A trusted disabled friend agreed that I should not let the editor use the cropped photograph. She made a pointed reference to the unchanged title of the photograph, “Kenny Fries,” even though the now cropped photograph was only of my shoes. It was as if Kenny Fries was his (my) shoes, his (my) disability. My friend reminded me of something I’ve often said: “The trouble with images is that you'll always have the spectacle part of it...I think we can't get out of this completely when showing images of people with disabilities, unfortunately.” See the history of freak shows, for example.
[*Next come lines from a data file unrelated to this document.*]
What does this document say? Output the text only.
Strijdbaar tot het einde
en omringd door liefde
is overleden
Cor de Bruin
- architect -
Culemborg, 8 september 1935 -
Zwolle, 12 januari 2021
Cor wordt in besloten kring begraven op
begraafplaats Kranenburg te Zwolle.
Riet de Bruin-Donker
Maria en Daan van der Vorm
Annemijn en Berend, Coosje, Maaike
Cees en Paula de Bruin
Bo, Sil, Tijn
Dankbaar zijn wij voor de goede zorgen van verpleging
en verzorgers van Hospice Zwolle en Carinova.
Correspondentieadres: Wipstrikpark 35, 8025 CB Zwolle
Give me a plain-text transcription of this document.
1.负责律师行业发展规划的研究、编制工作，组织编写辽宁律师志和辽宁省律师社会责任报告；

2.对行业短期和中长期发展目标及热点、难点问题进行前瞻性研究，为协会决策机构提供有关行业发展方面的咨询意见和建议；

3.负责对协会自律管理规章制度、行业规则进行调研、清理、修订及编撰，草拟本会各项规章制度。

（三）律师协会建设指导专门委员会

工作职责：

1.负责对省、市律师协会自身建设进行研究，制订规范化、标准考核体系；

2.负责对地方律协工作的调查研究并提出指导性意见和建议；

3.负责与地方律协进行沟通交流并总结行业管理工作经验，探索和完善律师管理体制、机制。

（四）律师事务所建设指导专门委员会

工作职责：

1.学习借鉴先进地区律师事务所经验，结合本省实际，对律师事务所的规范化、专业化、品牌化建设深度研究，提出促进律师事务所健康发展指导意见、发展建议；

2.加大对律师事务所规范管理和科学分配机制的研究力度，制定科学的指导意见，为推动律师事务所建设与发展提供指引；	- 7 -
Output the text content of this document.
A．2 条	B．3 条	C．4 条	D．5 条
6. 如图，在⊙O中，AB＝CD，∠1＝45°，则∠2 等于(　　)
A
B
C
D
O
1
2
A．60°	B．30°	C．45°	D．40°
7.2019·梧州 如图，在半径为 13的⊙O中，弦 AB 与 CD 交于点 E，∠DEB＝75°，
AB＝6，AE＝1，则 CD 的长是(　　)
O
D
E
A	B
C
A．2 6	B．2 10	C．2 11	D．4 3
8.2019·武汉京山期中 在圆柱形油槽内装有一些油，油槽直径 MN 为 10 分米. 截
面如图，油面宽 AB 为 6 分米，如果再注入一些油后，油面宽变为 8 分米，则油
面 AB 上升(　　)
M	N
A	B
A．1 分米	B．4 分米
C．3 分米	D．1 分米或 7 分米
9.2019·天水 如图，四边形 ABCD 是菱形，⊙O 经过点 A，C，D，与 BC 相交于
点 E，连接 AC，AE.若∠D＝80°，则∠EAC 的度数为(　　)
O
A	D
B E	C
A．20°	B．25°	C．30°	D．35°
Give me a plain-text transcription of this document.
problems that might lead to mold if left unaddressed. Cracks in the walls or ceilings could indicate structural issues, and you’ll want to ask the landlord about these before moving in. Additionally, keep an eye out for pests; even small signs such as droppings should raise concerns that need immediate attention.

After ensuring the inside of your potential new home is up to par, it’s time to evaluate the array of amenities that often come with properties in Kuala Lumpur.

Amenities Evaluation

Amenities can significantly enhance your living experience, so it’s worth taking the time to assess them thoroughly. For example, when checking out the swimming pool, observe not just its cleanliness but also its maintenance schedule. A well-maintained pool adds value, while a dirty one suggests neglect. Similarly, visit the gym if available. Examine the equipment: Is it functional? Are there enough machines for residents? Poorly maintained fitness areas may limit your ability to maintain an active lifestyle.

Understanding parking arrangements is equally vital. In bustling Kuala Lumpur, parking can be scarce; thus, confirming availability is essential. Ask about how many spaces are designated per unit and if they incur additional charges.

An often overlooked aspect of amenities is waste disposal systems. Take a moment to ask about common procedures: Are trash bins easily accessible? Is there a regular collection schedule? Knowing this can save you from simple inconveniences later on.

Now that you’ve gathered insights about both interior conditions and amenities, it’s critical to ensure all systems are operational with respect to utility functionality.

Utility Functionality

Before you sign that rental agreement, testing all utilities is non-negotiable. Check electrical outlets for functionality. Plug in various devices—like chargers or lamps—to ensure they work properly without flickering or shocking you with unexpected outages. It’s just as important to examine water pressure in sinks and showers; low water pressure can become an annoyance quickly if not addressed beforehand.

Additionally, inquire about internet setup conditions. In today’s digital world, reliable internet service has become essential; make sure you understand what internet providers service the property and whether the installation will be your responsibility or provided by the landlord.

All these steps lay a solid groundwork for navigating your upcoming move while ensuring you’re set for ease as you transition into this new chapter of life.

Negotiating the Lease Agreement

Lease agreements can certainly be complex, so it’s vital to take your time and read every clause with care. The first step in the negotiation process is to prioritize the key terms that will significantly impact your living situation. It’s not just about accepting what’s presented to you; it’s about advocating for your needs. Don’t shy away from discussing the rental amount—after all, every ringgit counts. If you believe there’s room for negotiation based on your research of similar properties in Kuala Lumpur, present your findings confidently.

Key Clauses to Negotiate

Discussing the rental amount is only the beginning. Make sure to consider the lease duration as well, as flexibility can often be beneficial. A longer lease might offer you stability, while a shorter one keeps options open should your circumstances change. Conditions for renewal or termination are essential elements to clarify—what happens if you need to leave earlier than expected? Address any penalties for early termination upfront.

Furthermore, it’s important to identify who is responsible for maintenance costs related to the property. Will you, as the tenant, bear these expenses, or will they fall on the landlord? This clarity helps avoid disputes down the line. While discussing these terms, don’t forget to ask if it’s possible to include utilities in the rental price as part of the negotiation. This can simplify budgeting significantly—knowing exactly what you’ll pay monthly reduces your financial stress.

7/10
A further surprise arrived the next day when the editor wrote and asked me if I’d give my permission to using the full photograph. I thought that my detailed explanation in my email would be off-putting. I had only made this offer out of a feeling a bit guilty and wanted to soften the blow. I never thought he’d follow up on my offer.
But he did. And after a bit more thought I granted the permission for the editor to use both the photograph in toto. Pistorius and myself, side by side. Though I still felt a bit squeamish about giving the permission, at least I had restored, in this case, the fullness of body, and self, both to Pistorius and me.